Sparkleface then typed out a program faster than you can sing “Rudolph the Red Nosed Reindeer.”
“Okay try it, this script is called sparkle-sizer. `sparkle-sizer -h” will show the options”.
Santa tried it:
$ sparkle-sizer -h
Usage:
./sparkle-sizer [-n] [-v] [--force] [--degree[=Int]] [<dir>]
-n dry run
-v verbose
--force force regeneration of existing thumbnails
--degree[=Int] degree of parallelism
Santa ran it with --degree=12
and watched with glee as the output of htop
showed the CPU usage:

“Not bad” he said. It’s using all of the CPUs! And he proceeded to look at the source code:
#!/usr/bin/env raku
sub mk-thumb(IO::Path $src, Bool :$force) {
my $dst = "{$src.dirname}/thumb-{$src.basename}";
return False if $dst.IO.e && !$force;
(shell "gm convert -auto-orient $src -thumbnail '400x400>' $dst") == 0;
}
multi files(IO::Path $f where *.f) { $f }
multi files(IO::Path $f where *.d) {
my @ls = $f.IO.dir(
test => { not .starts-with('thumb' | '.' ) }
);
@ls.map: { |files($_) }
}
multi MAIN($dir = "photos",
Bool :$n, #= dry run
Bool :$v, #= verbose
Bool :$force, #= force regenerate existing thumbnails
Int :$degree = 4, #= degree of parallelism
) {
say "dry run!" if $n;
&shell.wrap: -> |c { note c.raku if $n || $v; callsame unless $n }
my atomicint $converted = 0;
my atomicint $considered = 0;
files($dir.IO).race(:$degree).map: -> $f {
with ++⚛$considered {
note "$_ files considered" if $_ %% 100;
}
++⚛$converted if mk-thumb($f, :$force);
}
say "converted $converted out of $considered";
}
“No dependencies?” asked Santa. “How does it work? Tell me more.”

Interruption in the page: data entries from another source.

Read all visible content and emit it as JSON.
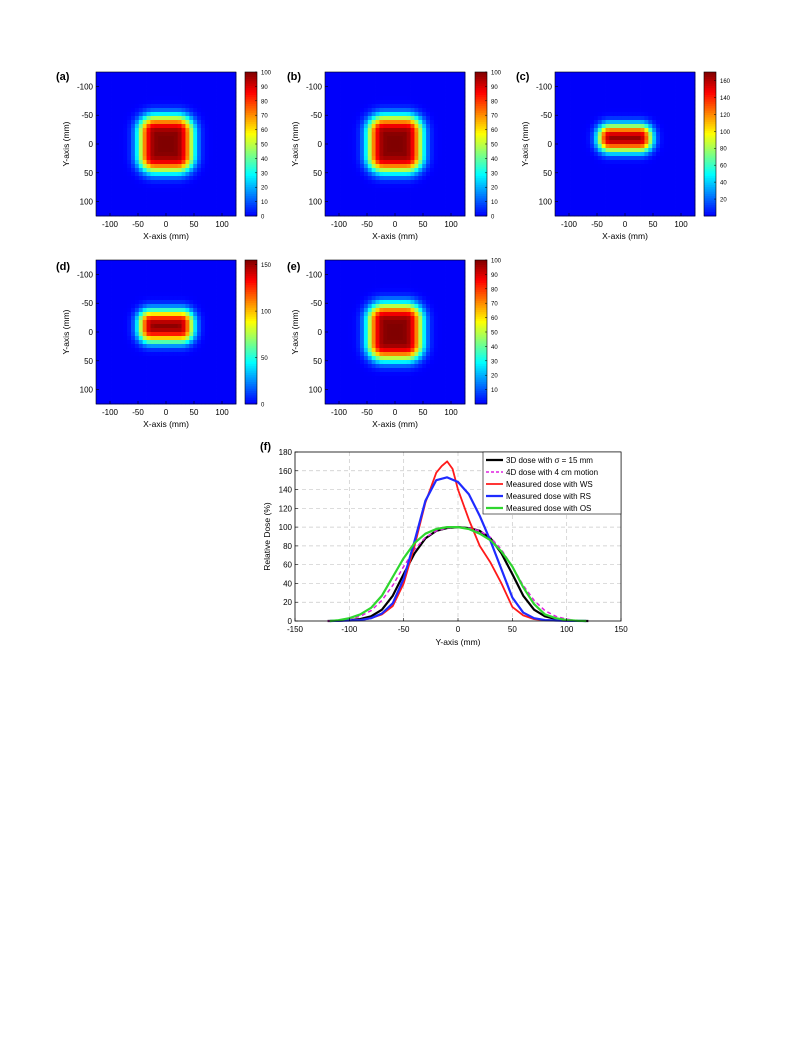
{
  "chart_data": [
    {
      "panel": "(a)",
      "type": "heatmap",
      "xlabel": "X-axis (mm)",
      "ylabel": "Y-axis (mm)",
      "xlim": [
        -125,
        125
      ],
      "ylim": [
        -125,
        125
      ],
      "y_direction": "down",
      "xticks": [
        -100,
        -50,
        0,
        50,
        100
      ],
      "yticks": [
        -100,
        -50,
        0,
        50,
        100
      ],
      "colorbar": {
        "min": 0,
        "max": 100,
        "ticks": [
          0,
          10,
          20,
          30,
          40,
          50,
          60,
          70,
          80,
          90,
          100
        ]
      },
      "field": {
        "shape": "rounded-square",
        "center": [
          0,
          0
        ],
        "half_width_x": 45,
        "half_width_y": 45,
        "corner_radius": 25,
        "edge_sigma": 12,
        "peak": 100
      }
    },
    {
      "panel": "(b)",
      "type": "heatmap",
      "xlabel": "X-axis (mm)",
      "ylabel": "Y-axis (mm)",
      "xlim": [
        -125,
        125
      ],
      "ylim": [
        -125,
        125
      ],
      "y_direction": "down",
      "xticks": [
        -100,
        -50,
        0,
        50,
        100
      ],
      "yticks": [
        -100,
        -50,
        0,
        50,
        100
      ],
      "colorbar": {
        "min": 0,
        "max": 100,
        "ticks": [
          0,
          10,
          20,
          30,
          40,
          50,
          60,
          70,
          80,
          90,
          100
        ]
      },
      "field": {
        "shape": "rounded-square",
        "center": [
          0,
          0
        ],
        "half_width_x": 45,
        "half_width_y": 45,
        "corner_radius": 25,
        "edge_sigma": 12,
        "peak": 100
      }
    },
    {
      "panel": "(c)",
      "type": "heatmap",
      "xlabel": "X-axis (mm)",
      "ylabel": "Y-axis (mm)",
      "xlim": [
        -125,
        125
      ],
      "ylim": [
        -125,
        125
      ],
      "y_direction": "down",
      "xticks": [
        -100,
        -50,
        0,
        50,
        100
      ],
      "yticks": [
        -100,
        -50,
        0,
        50,
        100
      ],
      "colorbar": {
        "min": 0,
        "max": 170,
        "ticks": [
          20,
          40,
          60,
          80,
          100,
          120,
          140,
          160
        ]
      },
      "field": {
        "shape": "rounded-rectangle",
        "center": [
          0,
          -10
        ],
        "half_width_x": 45,
        "half_width_y": 20,
        "corner_radius": 18,
        "edge_sigma": 10,
        "peak": 170
      }
    },
    {
      "panel": "(d)",
      "type": "heatmap",
      "xlabel": "X-axis (mm)",
      "ylabel": "Y-axis (mm)",
      "xlim": [
        -125,
        125
      ],
      "ylim": [
        -125,
        125
      ],
      "y_direction": "down",
      "xticks": [
        -100,
        -50,
        0,
        50,
        100
      ],
      "yticks": [
        -100,
        -50,
        0,
        50,
        100
      ],
      "colorbar": {
        "min": 0,
        "max": 155,
        "ticks": [
          0,
          50,
          100,
          150
        ]
      },
      "field": {
        "shape": "rounded-rectangle",
        "center": [
          0,
          -10
        ],
        "half_width_x": 45,
        "half_width_y": 24,
        "corner_radius": 18,
        "edge_sigma": 11,
        "peak": 155
      }
    },
    {
      "panel": "(e)",
      "type": "heatmap",
      "xlabel": "X-axis (mm)",
      "ylabel": "Y-axis (mm)",
      "xlim": [
        -125,
        125
      ],
      "ylim": [
        -125,
        125
      ],
      "y_direction": "down",
      "xticks": [
        -100,
        -50,
        0,
        50,
        100
      ],
      "yticks": [
        -100,
        -50,
        0,
        50,
        100
      ],
      "colorbar": {
        "min": 0,
        "max": 100,
        "ticks": [
          10,
          20,
          30,
          40,
          50,
          60,
          70,
          80,
          90,
          100
        ]
      },
      "field": {
        "shape": "rounded-square",
        "center": [
          0,
          0
        ],
        "half_width_x": 45,
        "half_width_y": 45,
        "corner_radius": 25,
        "edge_sigma": 12,
        "peak": 100
      }
    },
    {
      "panel": "(f)",
      "type": "line",
      "xlabel": "Y-axis (mm)",
      "ylabel": "Relative Dose (%)",
      "xlim": [
        -150,
        150
      ],
      "ylim": [
        0,
        180
      ],
      "xticks": [
        -150,
        -100,
        -50,
        0,
        50,
        100,
        150
      ],
      "yticks": [
        0,
        20,
        40,
        60,
        80,
        100,
        120,
        140,
        160,
        180
      ],
      "grid": true,
      "legend_position": "top-right",
      "series": [
        {
          "name": "3D dose with σ = 15 mm",
          "color": "#000000",
          "dashed": false,
          "width": 2.2,
          "x": [
            -120,
            -110,
            -100,
            -90,
            -80,
            -70,
            -60,
            -50,
            -40,
            -30,
            -20,
            -10,
            0,
            10,
            20,
            30,
            40,
            50,
            60,
            70,
            80,
            90,
            100,
            110,
            120
          ],
          "y": [
            0,
            0.2,
            1,
            2,
            5,
            12,
            27,
            50,
            72,
            88,
            96,
            99,
            100,
            99,
            96,
            88,
            72,
            50,
            27,
            12,
            5,
            2,
            1,
            0.2,
            0
          ]
        },
        {
          "name": "4D dose with 4 cm motion",
          "color": "#e020e0",
          "dashed": true,
          "width": 1.5,
          "x": [
            -120,
            -110,
            -100,
            -90,
            -80,
            -70,
            -60,
            -50,
            -40,
            -30,
            -20,
            -10,
            0,
            10,
            20,
            30,
            40,
            50,
            60,
            70,
            80,
            90,
            100,
            110,
            120
          ],
          "y": [
            0,
            0.4,
            2,
            5,
            11,
            22,
            38,
            58,
            76,
            89,
            96,
            99,
            100,
            99,
            96,
            89,
            76,
            58,
            38,
            22,
            11,
            5,
            2,
            0.4,
            0
          ]
        },
        {
          "name": "Measured dose with WS",
          "color": "#ff1a1a",
          "dashed": false,
          "width": 1.8,
          "x": [
            -118,
            -100,
            -90,
            -80,
            -70,
            -60,
            -50,
            -40,
            -30,
            -20,
            -15,
            -10,
            -5,
            0,
            10,
            20,
            30,
            40,
            50,
            60,
            70,
            80,
            90,
            100,
            118
          ],
          "y": [
            0,
            0.5,
            1,
            3,
            7,
            16,
            40,
            80,
            126,
            158,
            165,
            170,
            162,
            140,
            108,
            80,
            62,
            40,
            15,
            6,
            2,
            1,
            0.5,
            0.2,
            0
          ]
        },
        {
          "name": "Measured dose with RS",
          "color": "#1f2bff",
          "dashed": false,
          "width": 2.2,
          "x": [
            -118,
            -100,
            -90,
            -80,
            -70,
            -60,
            -50,
            -40,
            -30,
            -20,
            -10,
            0,
            10,
            20,
            30,
            40,
            50,
            60,
            70,
            80,
            90,
            100,
            118
          ],
          "y": [
            0,
            0.5,
            1,
            3,
            8,
            19,
            45,
            85,
            128,
            150,
            153,
            148,
            135,
            112,
            85,
            55,
            25,
            9,
            3,
            1,
            0.5,
            0.2,
            0
          ]
        },
        {
          "name": "Measured dose with OS",
          "color": "#2fd62f",
          "dashed": false,
          "width": 2.2,
          "x": [
            -118,
            -110,
            -100,
            -90,
            -80,
            -70,
            -60,
            -50,
            -40,
            -30,
            -20,
            -10,
            0,
            10,
            20,
            30,
            40,
            50,
            60,
            70,
            80,
            90,
            100,
            110,
            118
          ],
          "y": [
            0,
            0.8,
            3,
            7,
            14,
            27,
            47,
            67,
            83,
            93,
            98,
            100,
            100,
            98,
            93,
            86,
            74,
            58,
            36,
            18,
            7,
            3,
            1,
            0.3,
            0
          ]
        }
      ]
    }
  ]
}
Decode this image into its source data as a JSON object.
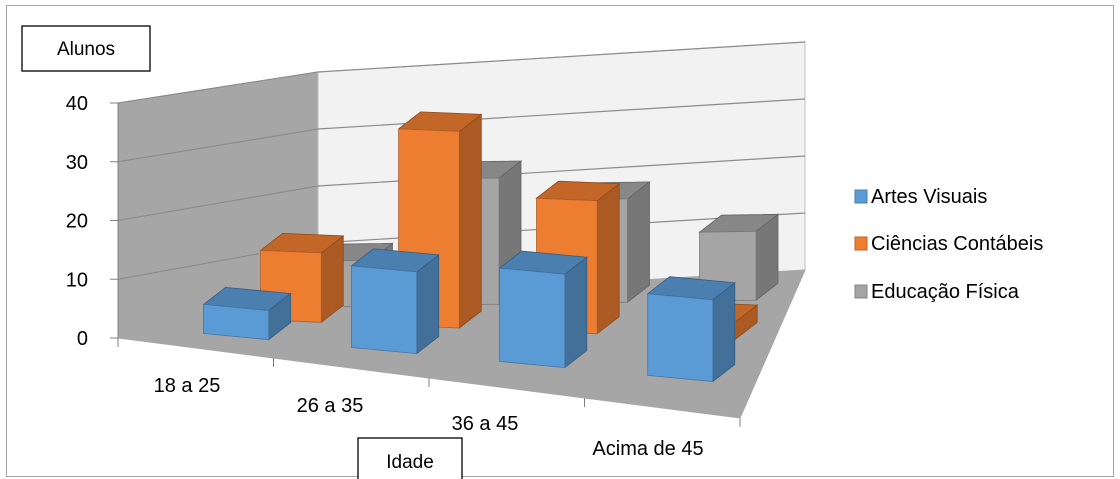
{
  "chart_data": {
    "type": "bar",
    "subtype": "3d-column",
    "categories": [
      "18 a 25",
      "26 a 35",
      "36 a 45",
      "Acima de 45"
    ],
    "series": [
      {
        "name": "Artes Visuais",
        "values": [
          5,
          14,
          16,
          14
        ]
      },
      {
        "name": "Ciências Contábeis",
        "values": [
          12,
          34,
          23,
          3
        ]
      },
      {
        "name": "Educação Física",
        "values": [
          8,
          22,
          18,
          12
        ]
      }
    ],
    "xlabel": "Idade",
    "ylabel": "Alunos",
    "ylim": [
      0,
      40
    ],
    "yticks": [
      0,
      10,
      20,
      30,
      40
    ],
    "grid": true,
    "legend_position": "right",
    "colors": [
      "#5B9BD5",
      "#ED7D31",
      "#A5A5A5"
    ]
  }
}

Now it was Sparkleface’s turn to explain:
The beginning, mk-thumb
, converts a single image into a thumbnail using “shell
“. Raku has gradual typing, so we can enforce type constraints. Also if $force
is true, we overwrite any old files.
Then we have “files
“, to recursively traverse a directory. Note that Raku has multi dispatch — and the extra constraints on the arguments allow us to write make a sort of Prolog-style directory traversing set of routines.
We then have MAIN
which declares the main program. Named arguments become command-line arguments, and comments are printed out as a help message.
We use “wrap
” to get dry-run capability — wrapping the “shell
” built-in — printing the arguments when we are verbose or doing a dry-run, and only calling the real “shell
” for the non-dry-run case.
We have two counters for keeping track of files we’ve considered and converted. We use an atomic int so we can increment it from various threads and not worry about race conditions.
We then use “race
” to run the conversion in batches across multiple threads. Note the atomic operators which allow us to increment our native variables and not worry about race conditions.
“Atomic operators” Santa said. “I thought they were snowflakes.” Santa’s mood had lightened.
While running the program, Sparkleface thought he could see a little twinkle in Santa’s eyes and had hope that Santa now had one less thing to worry about before the big night.